Monday, November 19, 2012
As Mark Massa, SJ notes in his book Catholics and American Culture: Fulton Sheen, Dorothy Day, and the Notre Dame Football Team (Crossroad, 1999), one of the formative experiences of American Catholic culture has been the improbable success of Notre Dame's football team, initially under the ingenious leadership of perhaps the greatest coach in the history of the game, the Norwegian Protestant-turned Catholic convert Knute Rockne. From 1924 to 1949, Notre Dame won seven national championships and bequeathed a sense of pride and identity to generations of immigrant Catholics.
But for almost 20 years, Notre Dame football has labored in mediocrity--flashes of promise under Bob Davie, Tyrone Willingham, and Charlie Weis, but all were fired, each after a series of poor seasons and ignominious defeats (losing to Navy in 2007 after winning 43 games in a row in the series, losses at home to Syracuse and UConn in 2008 and 2009, a series of bowl embarrassments). A year ago, most of us who are rabid Notre Dame fans were prepared to face the fact that Notre Dame would never again compete at the elite level in college football and was consigned to being remembered in the display cases at the Hall of Fame--the geographical center of football had shifted from the upper Midwest to the South, and Notre Dame's academic standards, independent status, small size, and difficult schedule were slowly but surely pulling the program down.

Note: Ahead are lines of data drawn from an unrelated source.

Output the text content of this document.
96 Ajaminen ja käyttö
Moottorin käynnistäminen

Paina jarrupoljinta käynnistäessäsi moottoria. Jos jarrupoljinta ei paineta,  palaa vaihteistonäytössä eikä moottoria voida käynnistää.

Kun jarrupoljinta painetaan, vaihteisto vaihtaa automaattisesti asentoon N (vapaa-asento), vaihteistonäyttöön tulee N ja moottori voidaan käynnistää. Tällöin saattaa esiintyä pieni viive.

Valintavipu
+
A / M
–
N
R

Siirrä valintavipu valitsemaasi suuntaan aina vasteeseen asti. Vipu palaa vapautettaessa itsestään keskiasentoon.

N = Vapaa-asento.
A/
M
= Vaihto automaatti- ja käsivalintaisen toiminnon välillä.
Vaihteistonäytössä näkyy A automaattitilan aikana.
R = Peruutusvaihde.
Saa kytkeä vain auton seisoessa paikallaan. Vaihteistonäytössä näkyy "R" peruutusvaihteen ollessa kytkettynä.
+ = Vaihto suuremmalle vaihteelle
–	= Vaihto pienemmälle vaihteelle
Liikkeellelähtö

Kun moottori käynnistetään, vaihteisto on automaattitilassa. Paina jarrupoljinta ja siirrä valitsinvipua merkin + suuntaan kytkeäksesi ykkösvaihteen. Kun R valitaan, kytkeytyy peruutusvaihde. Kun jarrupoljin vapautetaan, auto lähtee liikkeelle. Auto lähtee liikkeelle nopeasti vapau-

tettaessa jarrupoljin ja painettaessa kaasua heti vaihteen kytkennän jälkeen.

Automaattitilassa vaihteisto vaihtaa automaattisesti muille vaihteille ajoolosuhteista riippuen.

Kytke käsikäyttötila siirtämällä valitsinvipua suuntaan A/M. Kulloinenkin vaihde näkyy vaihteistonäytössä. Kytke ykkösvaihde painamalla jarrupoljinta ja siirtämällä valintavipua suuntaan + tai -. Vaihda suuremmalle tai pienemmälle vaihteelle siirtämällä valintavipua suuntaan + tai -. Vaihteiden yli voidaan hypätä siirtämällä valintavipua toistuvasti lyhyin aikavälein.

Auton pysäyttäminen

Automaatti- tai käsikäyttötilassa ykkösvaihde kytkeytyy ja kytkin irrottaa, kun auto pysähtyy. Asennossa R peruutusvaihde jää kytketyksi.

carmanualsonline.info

Now, for the first time since 1993, Notre Dame is ranked the #1 team in college football. And perhaps there is a larger point here. As the Catholic Church in America faces the legacy of scandal and seeming collapse of institutional presence, there's hope that God somehow brings about dramatic changes of fortune, sometimes in mundane ways (like college football, maybe) and sometimes in ways that change the world. It may all come to a crashing end this Saturday in Los Angeles against USC or on January 7th in the BCS national championship game, but, for at least a week, we can rejoice at how quickly things can change and our hope affirmed.